- Relator(a)
- FLÁVIO DINO
- Órgão julgador
- Primeira Turma
- Data do julgamento
- 22/06/2026
- Data de publicação
- 25/06/2026
STF – AG.REG. NOS EMB.DECL. NOS SEGUNDOS EMB.DECL. NO RECURSO EXTRAORDINÁRIO COM AGRAVO 1.592.609, Rel. FLÁVIO DINO, Primeira Turma, j. 22/06/2026, p. 25/06/2026
Ementa: DIREITO TRIBUTÁRIO. AGRAVO REGIMENTAL NOS EMBARGOS DE DECLARAÇÃO NOS SEGUNDOS EMBARGOS DE DECLARAÇÃO NO RECURSO EXTRAORDINÁRIO COM AGRAVO. ICMS. ADICIONAL DE 2% DESTINADO AO FUNDO ESTADUAL DE COMBATE À POBREZA (FECOP). INCIDÊNCIA SOBRE OPERAÇÕES DE ENERGIA ELÉTRICA. LEI COMPLEMENTAR Nº 37/2003 DO ESTADO DO CEARÁ. CONVALIDAÇÃO PELA EMENDA CONSTITUIONAL Nº 42/2003. TEMA 1.305 DA REPERCUSSÃO GERAL. SUPERVENIÊNCIA DA LEI COMPLEMENTAR FEDERAL Nº 194/2022. SUSPENSÃO DE EFICÁCIA RECONHECIDA PELO PLENÁRIO NAS ADIs 7.077, 7.634 E 7.716. MODULAÇÃO DE EFEITOS EX NUNC (01/01/2027).
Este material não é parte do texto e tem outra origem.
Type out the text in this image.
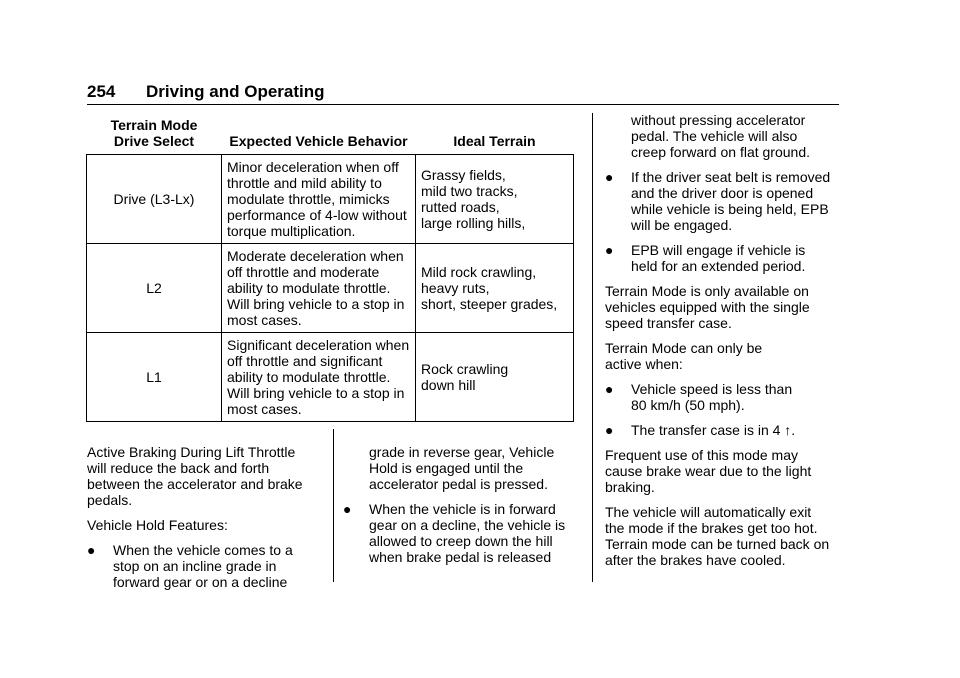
254 Driving and Operating
Terrain Mode
Drive Select	Expected Vehicle Behavior	Ideal Terrain
Drive (L3-Lx)	Minor deceleration when off
throttle and mild ability to
modulate throttle, mimicks
performance of 4-low without
torque multiplication.	Grassy fields,
mild two tracks,
rutted roads,
large rolling hills,

L2	Moderate deceleration when
off throttle and moderate
ability to modulate throttle.
Will bring vehicle to a stop in
most cases.	Mild rock crawling,
heavy ruts,
short, steeper grades,

L1	Significant deceleration when
off throttle and significant
ability to modulate throttle.
Will bring vehicle to a stop in
most cases.	Rock crawling
down hill

Active Braking During Lift Throttle
will reduce the back and forth
between the accelerator and brake
pedals.

Vehicle Hold Features:

●	When the vehicle comes to a
stop on an incline grade in
forward gear or on a decline

grade in reverse gear, Vehicle
Hold is engaged until the
accelerator pedal is pressed.

●	When the vehicle is in forward
gear on a decline, the vehicle is
allowed to creep down the hill
when brake pedal is released

without pressing accelerator
pedal. The vehicle will also
creep forward on flat ground.

●	If the driver seat belt is removed
and the driver door is opened
while vehicle is being held, EPB
will be engaged.
●	EPB will engage if vehicle is
held for an extended period.

Terrain Mode is only available on
vehicles equipped with the single
speed transfer case.

Terrain Mode can only be
active when:

●	Vehicle speed is less than
80 km/h (50 mph).
●	The transfer case is in 4 ↑.

Frequent use of this mode may
cause brake wear due to the light
braking.

The vehicle will automatically exit
the mode if the brakes get too hot.
Terrain mode can be turned back on
after the brakes have cooled.
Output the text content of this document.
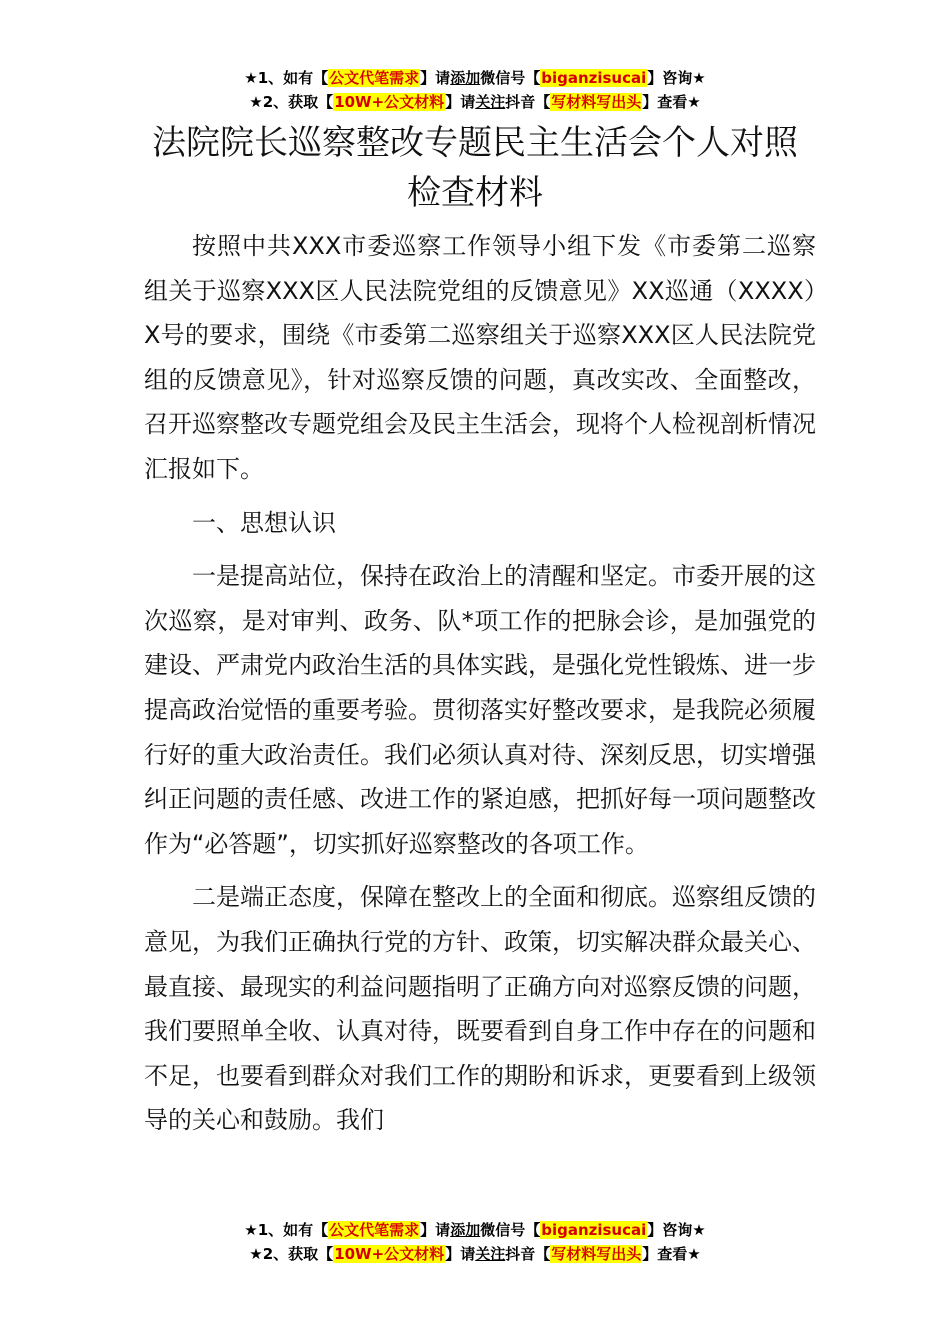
★1、如有【公文代笔需求】请添加微信号【biganzisucai】咨询★
★2、获取【10W+公文材料】请关注抖音【写材料写出头】查看★
法院院长巡察整改专题民主生活会个人对照
检查材料

按照中共XXX市委巡察工作领导小组下发《市委第二巡察组关于巡察XXX区人民法院党组的反馈意见》XX巡通（XXXX）X号的要求，围绕《市委第二巡察组关于巡察XXX区人民法院党组的反馈意见》，针对巡察反馈的问题，真改实改、全面整改，召开巡察整改专题党组会及民主生活会，现将个人检视剖析情况汇报如下。

一、思想认识

一是提高站位，保持在政治上的清醒和坚定。市委开展的这次巡察，是对审判、政务、队*项工作的把脉会诊，是加强党的建设、严肃党内政治生活的具体实践，是强化党性锻炼、进一步提高政治觉悟的重要考验。贯彻落实好整改要求，是我院必须履行好的重大政治责任。我们必须认真对待、深刻反思，切实增强纠正问题的责任感、改进工作的紧迫感，把抓好每一项问题整改作为“必答题”，切实抓好巡察整改的各项工作。

二是端正态度，保障在整改上的全面和彻底。巡察组反馈的意见，为我们正确执行党的方针、政策，切实解决群众最关心、最直接、最现实的利益问题指明了正确方向对巡察反馈的问题，我们要照单全收、认真对待，既要看到自身工作中存在的问题和不足，也要看到群众对我们工作的期盼和诉求，更要看到上级领导的关心和鼓励。我们

★1、如有【公文代笔需求】请添加微信号【biganzisucai】咨询★
★2、获取【10W+公文材料】请关注抖音【写材料写出头】查看★
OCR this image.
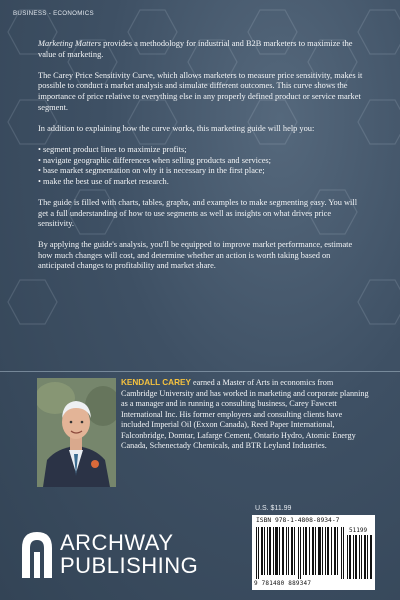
BUSINESS - ECONOMICS

Marketing Matters provides a methodology for industrial and B2B marketers to maximize the value of marketing.

The Carey Price Sensitivity Curve, which allows marketers to measure price sensitivity, makes it possible to conduct a market analysis and simulate different outcomes. This curve shows the importance of price relative to everything else in any properly defined product or service market segment.

In addition to explaining how the curve works, this marketing guide will help you:

• segment product lines to maximize profits;
• navigate geographic differences when selling products and services;
• base market segmentation on why it is necessary in the first place;
• make the best use of market research.

The guide is filled with charts, tables, graphs, and examples to make segmenting easy. You will get a full understanding of how to use segments as well as insights on what drives price sensitivity.

By applying the guide's analysis, you'll be equipped to improve market performance, estimate how much changes will cost, and determine whether an action is worth taking based on anticipated changes to profitability and market share.

KENDALL CAREY earned a Master of Arts in economics from Cambridge University and has worked in marketing and corporate planning as a manager and in running a consulting business, Carey Fawcett International Inc. His former employers and consulting clients have included Imperial Oil (Exxon Canada), Reed Paper International, Falconbridge, Domtar, Lafarge Cement, Ontario Hydro, Atomic Energy Canada, Schenectady Chemicals, and BTR Leyland Industries.
ARCHWAY
PUBLISHING
U.S. $11.99
ISBN 978-1-4808-8934-7
51199
9 781480 889347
INAPLICABILIDADE AO CASO CONCRETO. SÚMULAS 279 E 280 DO STF. AGRAVO INTERNO NÃO PROVIDO. 1. O Plenário desta Suprema Corte, ao sopesar a constitucionalidade dos adicionais de ICMS voltados aos Fundos de Combate à Pobreza estaduais, fixou tese jurídica no Tema 1.305 da Repercussão Geral, assentando que o art. 4º da Emenda Constitucional nº 42/2003 validou referidas exações nos termos em que instituídas. 2. O advento da Lei Complementar federal nº 194/2022 operou como condição resolutiva da eficácia das legislações estaduais que previam o repasse do adicional sobre bens e serviços considerados essenciais (energia elétrica e comunicações), conforme decidido no julgamento conjunto das ADIs 7.077, 7.634 e 7.716. 3. O Plenário do Supremo Tribunal Federal, contudo, por razões de segurança jurídica e interesse social, modulou os efeitos do referido pronunciamento abstrato de suspensão, fixando o termo inicial de eficácia para o exercício financeiro subsequente, qual seja, 01/01/2027. 4. Mostra-se inviável a aplicação imediata dos efeitos da LC 194/2022 a período pretérito resguardado pela modulação do controle concentrado, sob pena de preterição do comando do Plenário desta Corte. 5. A pretensão de revisão das balizas normativas fixadas na origem demandaria o revolvimento do acervo fático-probatório e a interpretação de legislação de índole estrita local (Lei Complementar Estadual nº 37/2003 e Decreto Estadual nº 33.327/2019), providências vedadas na via do apelo extremo. Incidência das Súmulas 279 e 280 do STF. 6. Agravo interno conhecido e não provido.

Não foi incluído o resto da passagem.